Now you’ll be able to determine which material is the best conductor!
Hint: The higher the temperature, the better the conductor.
Exploding Lunch Bag
When it comes to science, one thing everyone loves is explosions. In this experiment you’ll be seeing how a simple chemical reaction can add a little pop to your boring afternoon!
What you will need:
- Ziplock sandwich bag (Ziplock freezer bags work the best)
- ¼ cup warm water
- 3 tbsp baking soda
- ½ cup vinegar
What to do next:
- Go somewhere where a little mess will be okay (kitchen sink/outside)

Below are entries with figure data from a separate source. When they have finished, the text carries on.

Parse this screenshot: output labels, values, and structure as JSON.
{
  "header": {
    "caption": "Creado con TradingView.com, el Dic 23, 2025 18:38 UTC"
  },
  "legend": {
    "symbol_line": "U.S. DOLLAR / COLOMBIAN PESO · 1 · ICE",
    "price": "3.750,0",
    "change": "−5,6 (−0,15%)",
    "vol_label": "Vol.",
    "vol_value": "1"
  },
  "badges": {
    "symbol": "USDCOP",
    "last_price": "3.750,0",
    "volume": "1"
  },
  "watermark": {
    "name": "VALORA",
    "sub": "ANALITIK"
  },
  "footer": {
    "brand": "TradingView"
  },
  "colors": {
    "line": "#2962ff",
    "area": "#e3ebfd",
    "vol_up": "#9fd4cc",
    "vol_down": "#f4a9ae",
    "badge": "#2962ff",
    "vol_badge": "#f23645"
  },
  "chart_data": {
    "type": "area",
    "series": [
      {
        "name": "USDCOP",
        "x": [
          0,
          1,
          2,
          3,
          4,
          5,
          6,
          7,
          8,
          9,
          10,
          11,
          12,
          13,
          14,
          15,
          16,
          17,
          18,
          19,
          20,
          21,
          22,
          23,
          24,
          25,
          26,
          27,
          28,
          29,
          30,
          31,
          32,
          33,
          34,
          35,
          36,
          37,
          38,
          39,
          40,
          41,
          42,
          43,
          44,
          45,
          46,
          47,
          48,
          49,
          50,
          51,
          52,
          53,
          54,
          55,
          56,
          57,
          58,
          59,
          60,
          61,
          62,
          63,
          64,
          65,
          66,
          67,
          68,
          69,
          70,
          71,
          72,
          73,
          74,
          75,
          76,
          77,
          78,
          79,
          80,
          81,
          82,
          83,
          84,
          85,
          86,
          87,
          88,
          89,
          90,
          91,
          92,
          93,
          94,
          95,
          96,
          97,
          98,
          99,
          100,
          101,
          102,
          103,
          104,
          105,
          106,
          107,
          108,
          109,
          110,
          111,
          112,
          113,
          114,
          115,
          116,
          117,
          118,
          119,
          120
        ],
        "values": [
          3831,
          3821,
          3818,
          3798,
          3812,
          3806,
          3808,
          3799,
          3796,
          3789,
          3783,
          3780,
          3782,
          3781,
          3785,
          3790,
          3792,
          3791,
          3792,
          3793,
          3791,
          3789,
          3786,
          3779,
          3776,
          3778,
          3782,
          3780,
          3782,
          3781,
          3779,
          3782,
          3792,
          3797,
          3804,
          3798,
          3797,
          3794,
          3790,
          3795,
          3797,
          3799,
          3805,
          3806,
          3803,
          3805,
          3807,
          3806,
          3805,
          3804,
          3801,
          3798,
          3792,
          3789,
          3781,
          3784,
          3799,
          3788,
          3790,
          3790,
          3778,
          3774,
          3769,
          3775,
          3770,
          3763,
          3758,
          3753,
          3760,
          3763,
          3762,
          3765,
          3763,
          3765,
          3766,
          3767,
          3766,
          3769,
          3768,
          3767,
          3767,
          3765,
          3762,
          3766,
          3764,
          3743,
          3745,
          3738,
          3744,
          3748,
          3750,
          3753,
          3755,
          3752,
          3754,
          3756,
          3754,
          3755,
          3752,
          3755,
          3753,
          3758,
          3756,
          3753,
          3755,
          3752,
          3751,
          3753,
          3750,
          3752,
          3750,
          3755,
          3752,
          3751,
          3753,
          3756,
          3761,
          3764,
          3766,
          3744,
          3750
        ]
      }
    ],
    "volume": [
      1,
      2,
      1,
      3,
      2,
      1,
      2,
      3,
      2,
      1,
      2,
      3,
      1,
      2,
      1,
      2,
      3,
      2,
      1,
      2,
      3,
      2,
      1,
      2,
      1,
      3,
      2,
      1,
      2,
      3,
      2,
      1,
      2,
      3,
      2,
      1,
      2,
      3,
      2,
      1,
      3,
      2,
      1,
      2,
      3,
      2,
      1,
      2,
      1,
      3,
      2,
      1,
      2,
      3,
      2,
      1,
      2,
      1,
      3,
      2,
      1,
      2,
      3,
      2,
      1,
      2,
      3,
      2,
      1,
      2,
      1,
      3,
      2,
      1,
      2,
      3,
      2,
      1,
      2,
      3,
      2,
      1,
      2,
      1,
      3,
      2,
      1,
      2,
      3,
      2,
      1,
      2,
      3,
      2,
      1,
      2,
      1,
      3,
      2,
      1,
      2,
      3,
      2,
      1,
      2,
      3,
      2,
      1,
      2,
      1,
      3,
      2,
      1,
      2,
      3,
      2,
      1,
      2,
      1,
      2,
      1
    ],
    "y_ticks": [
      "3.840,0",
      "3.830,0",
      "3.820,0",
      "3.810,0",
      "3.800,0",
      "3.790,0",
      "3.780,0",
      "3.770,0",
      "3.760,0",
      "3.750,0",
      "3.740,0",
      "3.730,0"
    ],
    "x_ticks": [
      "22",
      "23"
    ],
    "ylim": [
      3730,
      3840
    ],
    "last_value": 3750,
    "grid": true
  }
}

- Put the warm water into the sandwich bag
- Add the vinegar to the water in the bag
- Put the baking soda on a flat tissue and then fold it up
- For this one you are going to need to work fast — close the bag, leaving a corner open for the tissue to fit through.
- Now slip the tissue into the bag, close it and brace yourself!
Making Goo from Scratch
Make a squishy slime that’s fast and easy to make but will have you occupied for hours!
- 16-oz. Cornstarch
- 1 and ½ cups water
- Bowl for mixing
- Food coloring (optional)
Now we’re ready to goo!
- Empty the cornstarch into a bowl
- Add water to the bowl
- Now add food coloring for your desired color (no color is okay too)
- Mix all of this with your hands until it forms into goo
- Put the goo in the refrigerator when you’re done with it so it lasts!
Once you finish making it, you’ll notice that the goo is viscoelastic! This means that its viscosity (thickness) is determined by how it is handled. If you lightly pick up the goo, it will flow through your fingers but when you squeeze it, it turns hard and solidifies.